For the solutions involving refactoring things into functions, that's great as long as you can give the function a good name. If a chunk of code doesn't satisfy that rule, and especially if you have to pass a bunch of local variables to the helper function, I would much rather have a `goto' to break out of the nested loops.

`break' is just a `goto' to just past the loop. `continue' is just a `goto' to the end of the body of the loop. Since these usages of `goto' are common and perfectly acceptable, the language provides neat little aliases for them, and that way you don't need to write an ugly label. The language didn't provide a neat little alias from breaking out of nested loops (or a switch within a loop), so you need to write the ugly label. Give the label a good name and the code is perfectly readable.

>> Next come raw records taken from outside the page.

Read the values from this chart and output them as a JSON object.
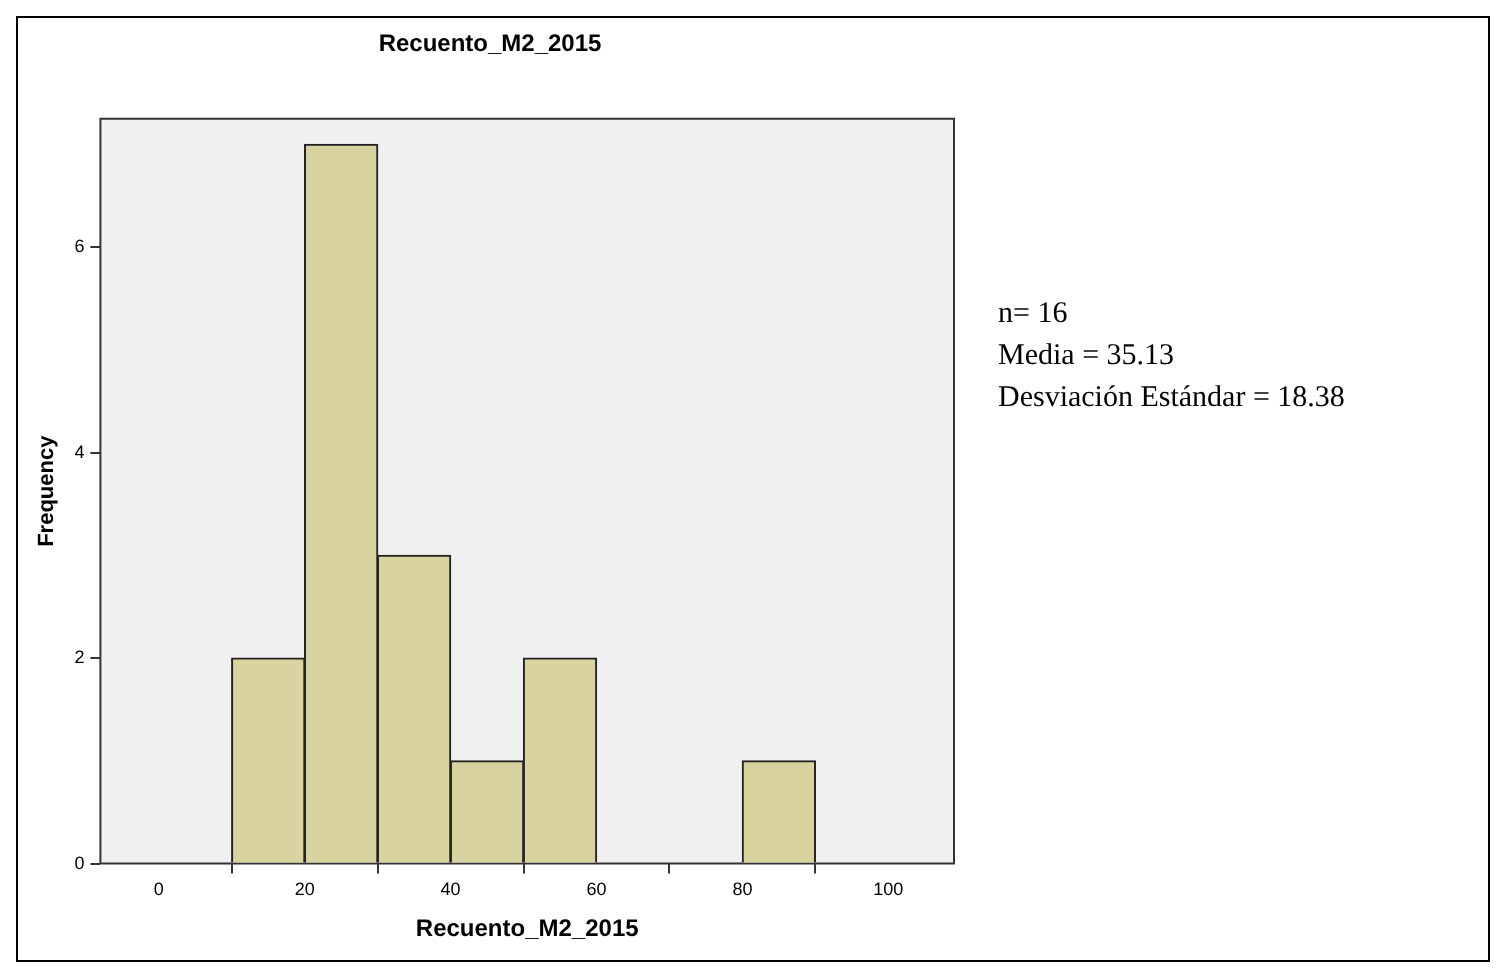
{
  "chart_data": {
    "type": "histogram",
    "title": "Recuento_M2_2015",
    "xlabel": "Recuento_M2_2015",
    "ylabel": "Frequency",
    "bins": [
      10,
      20,
      30,
      40,
      50,
      60,
      70,
      80,
      90
    ],
    "values": [
      2,
      7,
      3,
      1,
      2,
      0,
      0,
      1
    ],
    "color": "#d9d3a0",
    "xlim": [
      -8,
      109
    ],
    "xticks": [
      0,
      20,
      40,
      60,
      80,
      100
    ],
    "ylim": [
      0,
      7.25
    ],
    "yticks": [
      0,
      2,
      4,
      6
    ],
    "grid": false,
    "legend": false,
    "annotations": [
      "n= 16",
      "Media = 35.13",
      "Desviación Estándar = 18.38"
    ]
  }
}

for(iterate through sounds)
{
// gather some relevant data
for(iterate through buffer)
{
if(something)
goto BREAK_OUT_OF_LOOP_OVER_SOUNDS;
}
}
BREAK_OUT_OF_LOOP_OVER_SOUNDS:;
When the outer loop is not of for-each style, you can do

for(int i = 0; i < n; ++i)
for(int j = 0; j < m; ++j)
{
if (condition(i, j))
{
i = n; // Clear the condition of the outer loop so we don't make any extra iterations after finishing the inner loop.
break; // Break inner loop.
}
}


If the conditions of the outer loop are complicated, you can transform that to similar thing you do using a boolean variable (but there's really no need to make it static):


bool iterating = true;
for(int i = 0; complicatedCondition(i) && iterating; ++i)
for(int j = 0; j < m; ++j)
{
if (condition(i, j))
{
iterating = false; // Clear the condition of the outer loop so we don't make any extra iterations after finishing the inner loop.
break; // Break inner loop.
}
}


But most often, as was mentioned above, I also favor turning the double loop into a single loop and a helper function which encloses the inner loop.
I'd personally favour either refactoring or goto. The alternate methods seem neat ways to avoid this, but the major advantage of refactor or goto is that it's immediately obvious to the reader (who may be yourself in 6 months time) what your intention is. goto is bad karma for sure, but only when using it instead of other more appropriate control-flow statements, and there are cases where using goto is actually cleaner, more legible, and less prone to unwanted side-effects than a tricksy method of avoiding it. With that said, I would say refactor first and only use goto if that's absolutely unacceptable.

Direct3D has need of instancing, but we do not. We have plenty of glVertexAttrib calls.

Most of the time I encounter such a situation, breaking the inner loop into its own function is the best solution, but occasionally (rarely) I find that gotos make more sense (though mine are usually the result of larger-scale architectural problems). If it's clean and easy to read using the goto do so, but first check about breaking the inner loop into a function - it definitely feels like (and usually is) the cleanest solution here.

In my entire code-base, I have two occurances of the word 'goto'. One I'm happy with, and one I'm not - but it needs re-factoring on a slightly larger architectural scale and I have more pressing areas of code to work on. The number of 'loops within a loop' broken into separate functions are probably around 20 or so, but I'm just guessing since I can't easily measure that. Number of 'loops within a loop' that don't need to be re-factored into separate functions (but also don't use goto) are probably about 10.